Weisbrod has applied to be a teaching assistant in France as part of France’s national program.
“The French program has taught me to look beyond what I can see on the surface and to think about the deeper layers of culture that lie beneath everything,” Weisbrod said. “It has also taught me to be an advocate for my passion and to defend the things that I care about. I wouldn’t be who I am today if I had not studied French at Concordia.”
Jahner was also a French Club officer, student office worker, department tutor, and more. She completed her majors in French and education and will be a K-12 French teacher.
“I am excited to know that she will be guiding K-12 students in the future,” Rawson said. “She is a dedicated advocate, a talented teacher, and a caring mentor who will make a difference in her students’ lives. We need her quiet leadership skills and competence as she gets a new generation of students excited about French and languages.”

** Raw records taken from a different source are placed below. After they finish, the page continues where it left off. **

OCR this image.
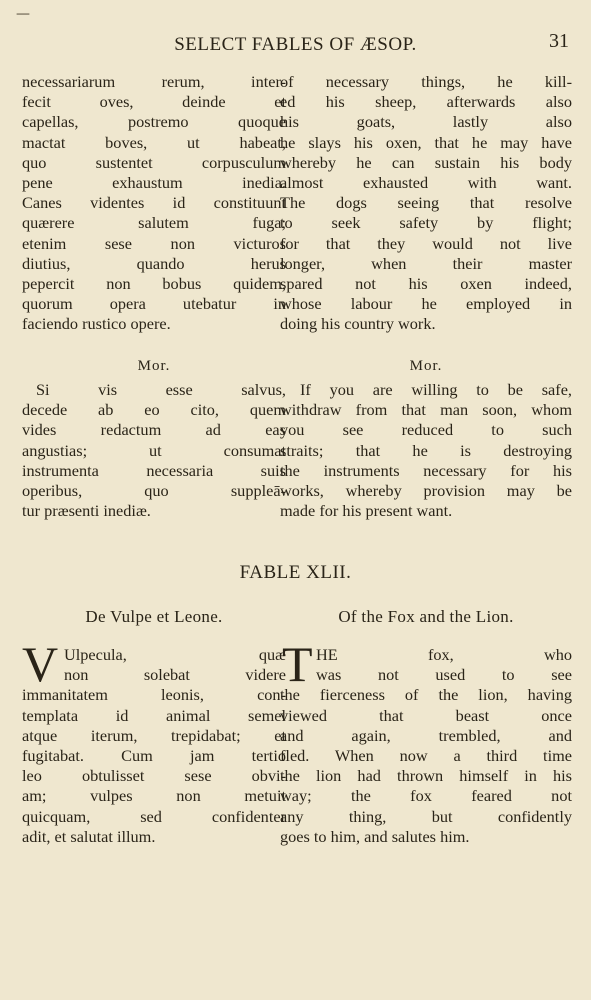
—
SELECT FABLES OF ÆSOP.	31
necessariarum rerum, inter-
fecit oves, deinde et
capellas, postremo quoque
mactat boves, ut habeat,
quo sustentet corpusculum
pene exhaustum inedia.
Canes videntes id constituunt
quærere salutem fuga;
etenim sese non victuros
diutius, quando herus
pepercit non bobus quidem,
quorum opera utebatur in
faciendo rustico opere.
of necessary things, he kill-
ed his sheep, afterwards also
his goats, lastly also
he slays his oxen, that he may have
whereby he can sustain his body
almost exhausted with want.
The dogs seeing that resolve
to seek safety by flight;
for that they would not live
longer, when their master
spared not his oxen indeed,
whose labour he employed in
doing his country work.
Mor.	Mor.
Si vis esse salvus,
decede ab eo cito, quem
vides redactum ad eas
angustias; ut consumat
instrumenta necessaria suis
operibus, quo suppleā-
tur præsenti inediæ.
If you are willing to be safe,
withdraw from that man soon, whom
you see reduced to such
straits; that he is destroying
the instruments necessary for his
works, whereby provision may be
made for his present want.
FABLE XLII.
De Vulpe et Leone.	Of the Fox and the Lion.
V Ulpecula, quæ
non solebat videre
immanitatem leonis, con-
templata id animal semel
atque iterum, trepidabat; et
fugitabat. Cum jam tertio
leo obtulisset sese obvi-
am; vulpes non metuit
quicquam, sed confidenter
adit, et salutat illum.
T HE fox, who
was not used to see
the fierceness of the lion, having
viewed that beast once
and again, trembled, and
fled. When now a third time
the lion had thrown himself in his
way; the fox feared not
any thing, but confidently
goes to him, and salutes him.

Jahner’s favorite experience outside the classroom was studying abroad in Tours, France.
“I got to live surrounded by the language and culture I love,” Jahner said. “I chose to involve French into my life every day for the rest of my life. It has become part of who I am and I can’t imagine what I’d do if I had never studied French.”
Rawson said that Hannah and Trey were inseparable for much of their time at Concordia.
“They studied abroad in Tours the same semester,” she said. “They both have strong French language skills and intercultural competency.”